I built a neural network and successfully trained it by using backpropagation with stochastic gradient descent. Now I'm switching to batch training but I'm a bit confused about when to apply momentum and weight decay. I know fair well how backpropagation works in theory, I'm just stuck with implementation details. With the stochastic approach, all I had to do was apply the updates to the weight immediately after having computed the gradients, as in this pseudo python code:
for epoch in epochs:
for p in patterns:
outputs = net.feedforward(p.inputs)
# output_layer_errors is needed to plot the error
output_layer_errors = net.backpropagate(outputs, p.targets)
net.update_weights()
where update_weights method is defined as follows:
def update_weights(self):
for h in self.hidden_neurons:
for o in self.output_neurons:
gradient = h.output * o.error
self.weights[h.index][o.index] += self.learning_rate * gradient + \
self.momentum * self.prev_gradient
self.weights[h.index][o.index] -= self.decay * self.weights[h.index][o.index]
for i in self.input_neurons:
for h in self.hidden_neurons:
gradient = i.output * h.error
self.weights[i.index][h.index] += self.learning_rate * gradient + \
self.momentum * self.prev_gradient
self.weights[i.index][h.index] -= self.decay * self.weights[i.index][h.index]
This works like a charm (note that there might be errors because i'm just using python because it's more understandable, the actual net is coded in C. This code is just to show the steps i did to compute the updates). Now, switching to batch updates, the main algorithm should be something like:
for epoch in epochs:
for p in patterns:
outputs = net.feedforward(p.inputs)
# output_layer_errors is needed to plot the error
output_layer_errors = net.backpropagate(outputs, p.targets)
net.accumulate_updates()
net.update_weights()
the accumulate method is as follows:
def accumulate_weights(self):
for h in self.hidden_neurons:
for o in self.output_neurons:
gradient = h.output * o.error
self.accumulator[h.index][o.index] += self.learning_rate * gradient
# should I compute momentum here?
for i in self.input_neurons:
for h in self.hidden_neurons:
gradient = i.output * h.error
# should I just accumulate the gradient without scaling it by the learning rate here?
self.accumulator[i.index][h.index] = self.learning_rate * gradient
# should I compute momentum here?
and the update_weights is like this:
def update_weights(self):
for h in self.hidden_neurons:
for o in self.output_neurons:
# what to do here? apply momentum? apply weight decay?
self.weights[h.index][o.index] += self.accumulator[h.index][o.index]

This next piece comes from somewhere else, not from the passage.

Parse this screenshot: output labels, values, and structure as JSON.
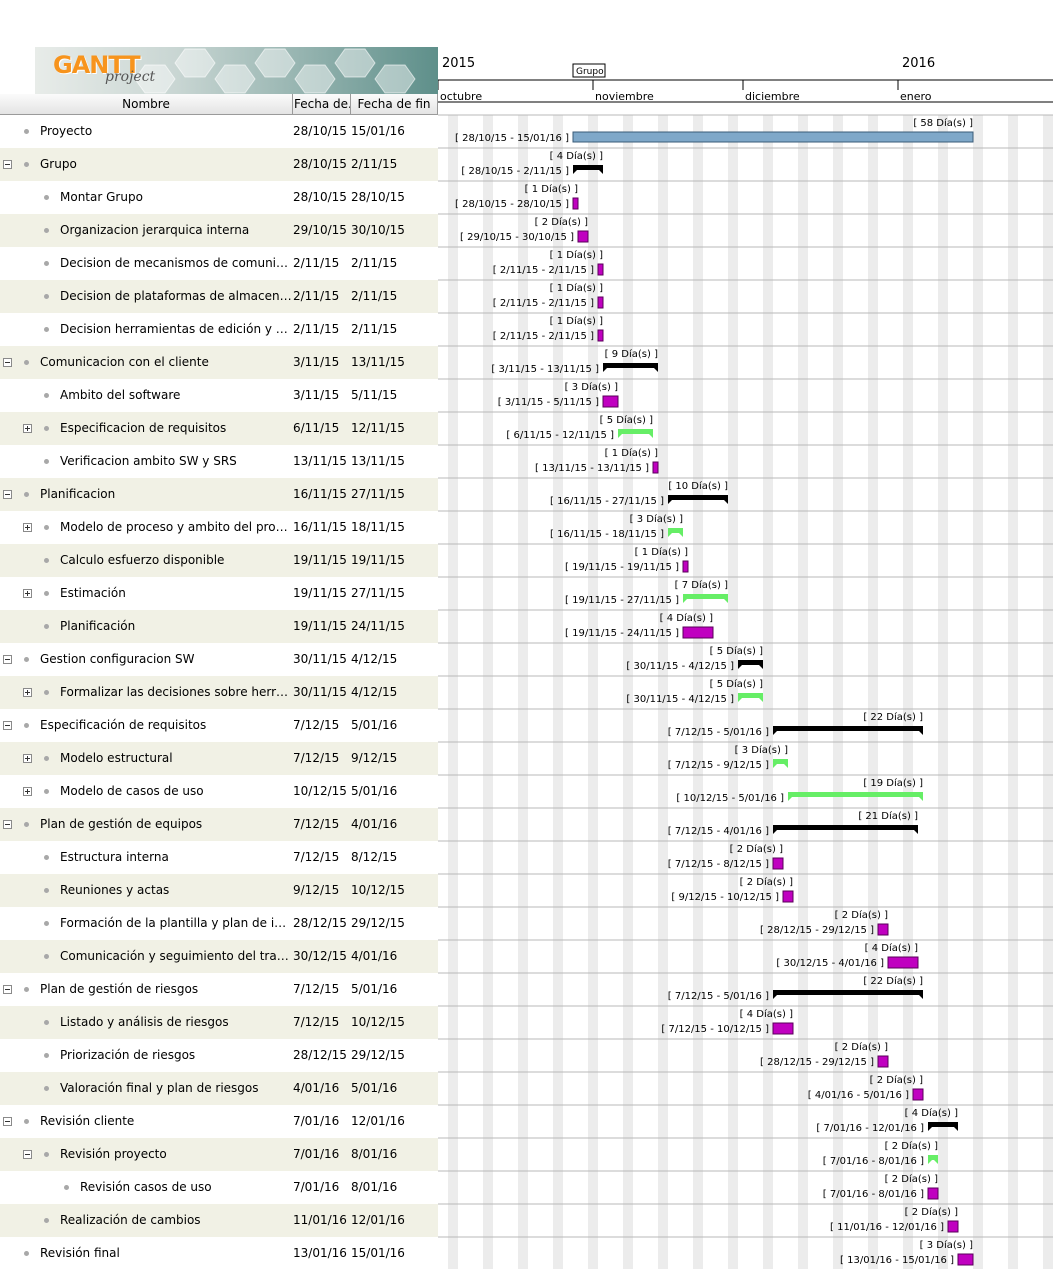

self.accumulator[h.index][o.index] = 0.0
for i in self.input_neurons:
for h in self.hidden_neurons:
# what to do here? apply momentum? apply weight decay?
self.weights[i.index][h.index] += self.accumulator[i.index][h.index]
self.accumulator[i.index][h.index] = 0.0
I'm not sure if I have to:
1) scale the gradient with the learning rate at the time of accumulation or at the time of update
2) apply momentum at the time accumulation of at the time of update
3) same as 2) but for weight decay
Can somebody help me solve this issue? I'm sorry for the long question, but I thought I would be detailed to explain my doubts better.
Just some quick comment to this. Stochastic gradient descendent leads most of the times to a non-smooth optimization, and requires a sequential optimization that does not suit current technology advances such as parallel computation.
As such, the mini-batch approach try to gain the advantages of the stochastic optimization with the advantages of the batch optimization (parallel computation). Here what you do is to create small training blocks which you give in a parallel fashion to the learning algorithm. At the end each worker should tell you the error to their training sample, which you can average and use as in a normal stochastic gradient descendent.
This approach lead to a much smoother optimization, and probably to a quicker optimization if you make use of parallel computing.